Oltre la recriminazione, oltre la delusione, Nathalie non prova a riconquistare Heinz, né a difendere le sue pubblicazioni, né a spiegare a Fabien di avere già percorso le stesse illusioni.
Il volto segnato, l’atteggiamento raccolto, Nathalie possiede il senso del tempo e delle cose che accadono senza che si possa fare niente.
 
Nell’ultima scena prepara la cena di Natale e riunisce i figli a tavola; poi in camera da letto prende in braccio il nipotino neonato; infine l’inquadratura sfuma sugli addobbi e l’abete con i regali.
Finale dalle molte letture. A prima vista spiazzante per una donna impegnata – e per la sua generazione – che ha visto svanire i grandi ideali di cambiare il mondo, fino a restringersi nell’intimità familiare di un interno parigino. Nathalie è alleggerita da tanti pesi, ma questa libertà, oltre che subita, è sorprendentemente ridotta rispetto alla dimensione intellettuale e morale della sua figura. Quasi a sconfessarla, insinuando, per di più, un epilogo non lontano dai vecchi stereotipi femminili casalinghi.
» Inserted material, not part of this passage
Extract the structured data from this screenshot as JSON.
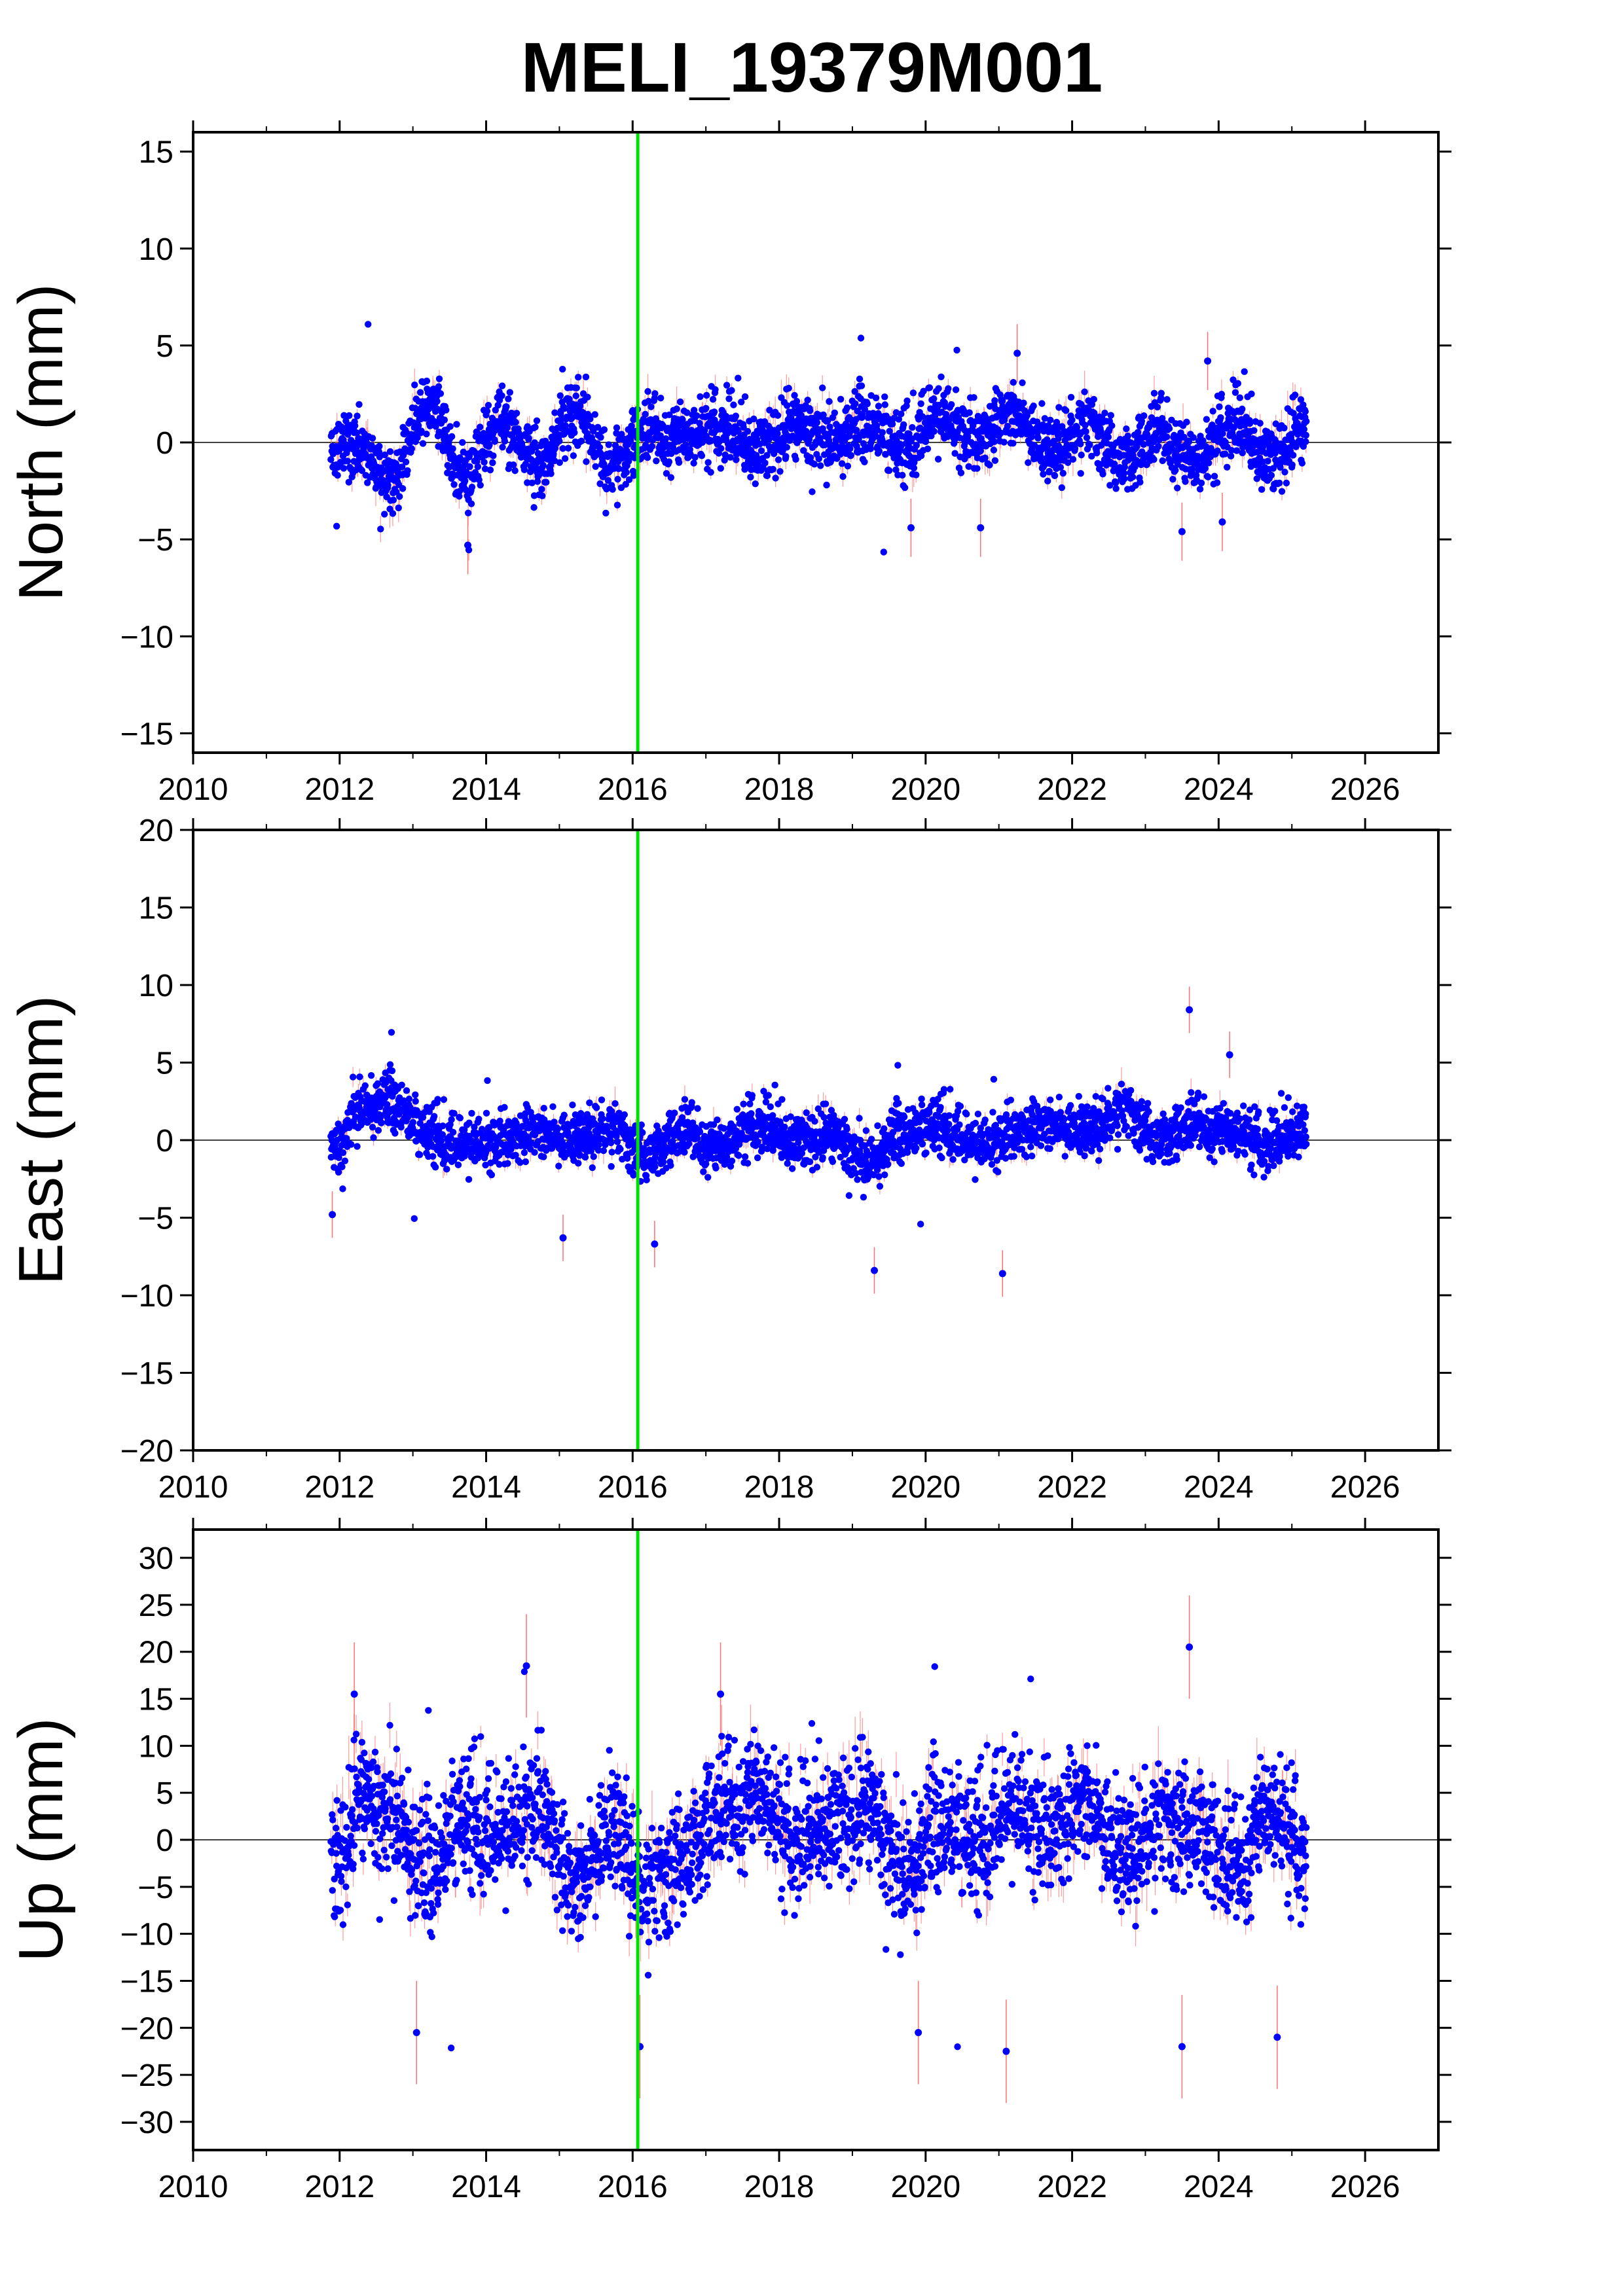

E allora, più in profondità, “Le cose che verranno” potrebbe riguardare l’intera condizione umana. Potrebbe avvisare sull’abbaglio del progresso e sull’arroganza di conoscere il mondo e le persone; sulla futilità di predicare sistemi, oppure demolirli, immaginando un nuovo che è già vecchio e fallito; e ancora sulla vanità d’insegnare qualcosa a qualcuno. Fino all’inevitabile naufragio e al riparo ultimo nelle piccole cose.
 
Ma forse la brillante autrice del film, Mia Hansen-Løve, vuole andare oltre. L’avenir del titolo originale custodisce altri propositi per la sua Nathalie: non una conclusione, ma un’apertura alle vite che verranno. Lo stesso nome, come il nipotino in braccio la notte inaugurale della Natività, sono segni di (ri)nascita. Possibilità di nuove storie meno pattuite col mondo e con se stessa. Vite spontanee di nonna e madre, di educatrice nel suo liceo, di scrittrice fuori dal sistema editoriale che pubblica in rete con gli alunni. E perché no?, si possono immaginare per lei vite anche sentimentali, una fisicità non più sorvegliata, e magari un compagno più giovane per niente filosofo con cui esplorare altre dimensioni.
 
Nathalie si è imborghesita, ma essere rivoluzionari a vent’anni, come Fabien, non è un’altra convenzione di segno opposto? Ed essere rigorosi conservatori come Heinz, non è solo ipocrisia e nascondimento?
Lei ha attraversato il mutamento – l’inevitabile attrito di ogni vita con le circostanze – in piena consapevolezza, mantenendo la condizione privilegiata di osservatrice critica, e insieme l’innocenza. Non si è sottratta alle ferite, ha pagato i suoi prezzi e adesso (quasi) nulla le è precluso.
E’ il finale che preferiamo. Per Nathalie e per tutte le donne a cui la vita continua ogni giorno a presentare i conti.